Because of this experience, I've started to read so many articles about child care and children development, All of them informed me that the best age to join child care is three years old, because at this age child need to develop their social skill. And I got this precious information for my best friend whos father (a doctor) happened to attend a Seminar about Studies Result: Linking Child Care to Behavioral Problems.
My best friend verbally explain that the study found that in children younger than 3 yrs of age, levels of cortisol (a hormone associated with stress) found and rose in the afternoon during full days they spent in day care, but fell as the hours passed on days they spent at home.
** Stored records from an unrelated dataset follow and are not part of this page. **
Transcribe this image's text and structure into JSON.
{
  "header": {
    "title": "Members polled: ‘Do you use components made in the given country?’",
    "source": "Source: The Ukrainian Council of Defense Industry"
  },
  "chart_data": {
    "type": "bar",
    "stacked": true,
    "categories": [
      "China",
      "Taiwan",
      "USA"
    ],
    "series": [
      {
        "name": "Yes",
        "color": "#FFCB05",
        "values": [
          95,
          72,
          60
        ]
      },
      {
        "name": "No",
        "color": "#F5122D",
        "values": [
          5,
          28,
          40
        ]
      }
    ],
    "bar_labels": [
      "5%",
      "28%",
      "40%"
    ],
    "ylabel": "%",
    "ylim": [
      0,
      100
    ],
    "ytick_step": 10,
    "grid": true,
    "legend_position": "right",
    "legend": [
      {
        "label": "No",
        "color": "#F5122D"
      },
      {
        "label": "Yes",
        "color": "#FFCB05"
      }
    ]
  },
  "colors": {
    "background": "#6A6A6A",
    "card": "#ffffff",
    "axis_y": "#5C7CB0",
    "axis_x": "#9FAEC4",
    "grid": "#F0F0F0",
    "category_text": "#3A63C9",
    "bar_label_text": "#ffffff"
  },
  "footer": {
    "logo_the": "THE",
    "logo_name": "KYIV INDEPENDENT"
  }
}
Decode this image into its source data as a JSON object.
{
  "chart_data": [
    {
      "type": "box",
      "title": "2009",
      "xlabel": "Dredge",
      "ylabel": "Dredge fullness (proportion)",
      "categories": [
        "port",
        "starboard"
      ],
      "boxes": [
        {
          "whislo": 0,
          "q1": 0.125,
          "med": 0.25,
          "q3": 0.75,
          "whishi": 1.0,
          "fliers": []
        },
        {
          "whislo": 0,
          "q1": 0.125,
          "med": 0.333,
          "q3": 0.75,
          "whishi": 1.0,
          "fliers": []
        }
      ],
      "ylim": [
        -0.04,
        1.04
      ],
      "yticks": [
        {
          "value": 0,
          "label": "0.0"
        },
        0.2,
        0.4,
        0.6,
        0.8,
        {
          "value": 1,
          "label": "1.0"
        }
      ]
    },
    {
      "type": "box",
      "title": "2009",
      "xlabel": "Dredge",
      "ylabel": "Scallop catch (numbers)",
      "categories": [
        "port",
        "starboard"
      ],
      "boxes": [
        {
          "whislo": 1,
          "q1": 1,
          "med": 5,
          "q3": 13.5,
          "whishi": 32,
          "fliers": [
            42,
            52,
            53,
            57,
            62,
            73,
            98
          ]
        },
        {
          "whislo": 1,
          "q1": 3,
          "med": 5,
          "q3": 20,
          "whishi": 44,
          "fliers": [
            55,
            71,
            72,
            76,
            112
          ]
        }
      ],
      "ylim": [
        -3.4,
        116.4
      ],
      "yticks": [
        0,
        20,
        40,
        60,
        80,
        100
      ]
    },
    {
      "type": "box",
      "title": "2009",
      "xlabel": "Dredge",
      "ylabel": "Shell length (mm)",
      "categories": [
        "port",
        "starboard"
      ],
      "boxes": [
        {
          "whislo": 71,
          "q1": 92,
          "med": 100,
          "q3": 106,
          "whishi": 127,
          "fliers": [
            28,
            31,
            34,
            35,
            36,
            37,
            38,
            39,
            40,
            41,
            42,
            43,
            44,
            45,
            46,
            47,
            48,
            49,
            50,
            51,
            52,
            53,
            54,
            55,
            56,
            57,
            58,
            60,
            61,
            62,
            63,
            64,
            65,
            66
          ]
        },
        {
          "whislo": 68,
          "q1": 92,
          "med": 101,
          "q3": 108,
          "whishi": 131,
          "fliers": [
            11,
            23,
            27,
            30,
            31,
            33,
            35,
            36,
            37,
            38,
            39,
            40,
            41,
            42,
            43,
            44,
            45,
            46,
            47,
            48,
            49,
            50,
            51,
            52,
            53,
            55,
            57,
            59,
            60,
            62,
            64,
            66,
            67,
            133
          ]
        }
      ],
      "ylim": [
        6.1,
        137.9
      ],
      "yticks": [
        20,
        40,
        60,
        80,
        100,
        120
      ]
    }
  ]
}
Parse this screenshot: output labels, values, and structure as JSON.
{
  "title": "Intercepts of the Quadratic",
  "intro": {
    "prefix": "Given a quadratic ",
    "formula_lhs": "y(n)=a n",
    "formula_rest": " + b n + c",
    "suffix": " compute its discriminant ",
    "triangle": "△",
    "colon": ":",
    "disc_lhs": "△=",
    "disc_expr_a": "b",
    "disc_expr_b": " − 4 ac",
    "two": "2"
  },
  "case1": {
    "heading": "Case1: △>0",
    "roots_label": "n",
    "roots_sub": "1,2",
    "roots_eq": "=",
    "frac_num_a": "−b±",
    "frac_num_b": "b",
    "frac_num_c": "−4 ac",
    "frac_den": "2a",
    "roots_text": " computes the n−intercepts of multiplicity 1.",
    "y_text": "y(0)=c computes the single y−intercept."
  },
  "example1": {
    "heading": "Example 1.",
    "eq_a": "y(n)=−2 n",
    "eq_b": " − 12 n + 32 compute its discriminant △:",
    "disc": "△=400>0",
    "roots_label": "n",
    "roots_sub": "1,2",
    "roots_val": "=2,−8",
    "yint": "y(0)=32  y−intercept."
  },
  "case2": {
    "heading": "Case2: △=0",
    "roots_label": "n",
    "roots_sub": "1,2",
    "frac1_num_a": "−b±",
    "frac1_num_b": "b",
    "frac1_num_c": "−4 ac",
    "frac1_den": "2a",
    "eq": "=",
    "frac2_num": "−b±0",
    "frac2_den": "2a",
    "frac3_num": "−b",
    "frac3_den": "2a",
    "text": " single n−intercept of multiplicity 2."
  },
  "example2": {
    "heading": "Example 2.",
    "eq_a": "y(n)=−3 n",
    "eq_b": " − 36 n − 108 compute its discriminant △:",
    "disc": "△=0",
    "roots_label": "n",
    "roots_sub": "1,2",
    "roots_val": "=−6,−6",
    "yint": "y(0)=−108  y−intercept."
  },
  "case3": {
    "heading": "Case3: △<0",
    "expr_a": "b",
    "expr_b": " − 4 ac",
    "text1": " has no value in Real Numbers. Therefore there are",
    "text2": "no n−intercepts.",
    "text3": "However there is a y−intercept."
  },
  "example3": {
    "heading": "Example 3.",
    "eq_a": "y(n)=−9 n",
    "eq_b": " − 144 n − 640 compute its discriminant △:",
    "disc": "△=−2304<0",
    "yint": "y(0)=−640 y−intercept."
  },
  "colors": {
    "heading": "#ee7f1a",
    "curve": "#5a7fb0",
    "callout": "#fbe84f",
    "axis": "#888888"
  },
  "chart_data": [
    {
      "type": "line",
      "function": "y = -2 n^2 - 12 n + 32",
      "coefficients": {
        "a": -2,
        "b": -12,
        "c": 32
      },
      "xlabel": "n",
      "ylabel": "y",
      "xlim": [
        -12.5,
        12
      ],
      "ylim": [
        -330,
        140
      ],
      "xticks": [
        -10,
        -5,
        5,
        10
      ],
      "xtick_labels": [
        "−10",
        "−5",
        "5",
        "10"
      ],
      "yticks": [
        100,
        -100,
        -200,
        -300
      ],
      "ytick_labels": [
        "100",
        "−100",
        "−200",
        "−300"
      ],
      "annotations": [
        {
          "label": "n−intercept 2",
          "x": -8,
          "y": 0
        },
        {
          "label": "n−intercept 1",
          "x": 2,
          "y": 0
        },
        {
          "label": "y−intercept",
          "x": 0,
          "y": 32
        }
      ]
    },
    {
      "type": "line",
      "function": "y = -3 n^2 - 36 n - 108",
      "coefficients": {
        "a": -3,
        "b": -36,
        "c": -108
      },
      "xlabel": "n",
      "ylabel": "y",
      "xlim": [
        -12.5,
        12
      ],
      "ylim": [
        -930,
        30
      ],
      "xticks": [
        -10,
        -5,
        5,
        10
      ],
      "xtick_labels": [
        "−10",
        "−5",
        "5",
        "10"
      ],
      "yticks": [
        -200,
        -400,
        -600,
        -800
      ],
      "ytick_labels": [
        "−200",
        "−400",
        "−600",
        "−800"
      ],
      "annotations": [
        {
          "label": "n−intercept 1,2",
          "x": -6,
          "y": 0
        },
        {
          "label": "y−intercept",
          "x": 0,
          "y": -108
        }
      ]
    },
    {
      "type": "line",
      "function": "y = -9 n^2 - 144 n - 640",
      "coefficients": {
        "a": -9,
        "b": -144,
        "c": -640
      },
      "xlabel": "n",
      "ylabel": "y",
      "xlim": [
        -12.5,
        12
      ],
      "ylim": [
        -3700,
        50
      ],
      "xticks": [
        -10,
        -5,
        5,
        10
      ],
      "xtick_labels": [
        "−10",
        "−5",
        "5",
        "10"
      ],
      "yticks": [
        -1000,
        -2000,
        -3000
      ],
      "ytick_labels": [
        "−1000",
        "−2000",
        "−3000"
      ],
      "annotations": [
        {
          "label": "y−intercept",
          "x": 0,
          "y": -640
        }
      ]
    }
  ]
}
When cortisol rose it shows that the child is in stress due to insecure feeling. And if the cortisol level is high continously, it will lead to behavioral problems like overly aggressive and others.

At Last! the studies is published by New York Time on 13 Sept 2006 read this link for complete news.

So I believe in the studies, It's not a sin right?. I am a conservative mother who hope not to risk my Son. It's okay for me not to work here (alhamdulillah Allah gave me a casual work that suit me).. cause I still could expand my knowledge from home. I worked like horse for 4 years back home.. I guess during this 1,5 year-stay here, is my biggest opportunity to focus on my son development, besides I'm exciting in teaching my preschooller son.